It is a volcano jumping between dormant and active stages and last month, it erupted again, spitting a litany of condemning editorials across global opinion pages that set ablaze United Nations’ inexcusable, uncompromising policy in Haiti, where the cholera epidemic, now entering its fourth year, killed more than 8,300 people and sickened another 650,000. An advocacy group representing the victims provoked the latest upsurge of Haiti’s cholera fiasco when it filed a lawsuit against the U.N. in a Manhattan Federal District Court, demanding reparations.
Although an Everest of evidence only indexed U.N. peacekeepers, particularly a Nepalese contingent caught dumping human waste into the Artibonite River near its base that numerous studies pinned at the origin of the outbreak, the global organization refused to accept responsibility for its man-made disaster. However, lead counsel Mario Joseph hopes this eruption will spew enough lava to overwhelm U.N. officials’ deniability and compel them to pay financial reparations to its victims.

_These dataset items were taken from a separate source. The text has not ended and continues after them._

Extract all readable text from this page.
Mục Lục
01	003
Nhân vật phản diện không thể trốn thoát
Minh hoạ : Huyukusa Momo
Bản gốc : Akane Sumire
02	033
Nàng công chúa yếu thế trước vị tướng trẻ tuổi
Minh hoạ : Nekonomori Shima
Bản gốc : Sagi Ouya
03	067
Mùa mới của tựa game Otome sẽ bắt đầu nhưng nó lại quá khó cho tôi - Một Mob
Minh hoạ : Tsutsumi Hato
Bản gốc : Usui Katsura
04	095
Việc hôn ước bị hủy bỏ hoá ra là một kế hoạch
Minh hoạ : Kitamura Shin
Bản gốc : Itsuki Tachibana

The U.N.’s response to the lawsuit varied little from its persisting refrain; a confluence of circumstances, including the country’s dearth of clean water and good sanitation facilitated the spread of cholera. Beyond its dismissive, dehumanizing response however, the global entity failed to provide a shred of scientific evidence, challenging the slew of academic research that traced the cholera strain to Nepal that experienced an outbreak in the months preceding its peacekeepers’ deployment to Haiti.
Rather than taking necessary safety measures to protect hundreds of thousands of lives, the U.N. neglected to properly screen its troops, failed to maintain proper sanitation facilities, and take immediate, appropriate actions following the outbreak. It therefore carelessly allowed Haitians to become infected with cholera, unheard of in the Caribbean nation since 1867. Instead, organizational leaders hid behind the 1946 Convention of the Privileges and Immunities of the United Nations, claiming absolute immunity from prosecution, spitting on the graves and faces of its victims.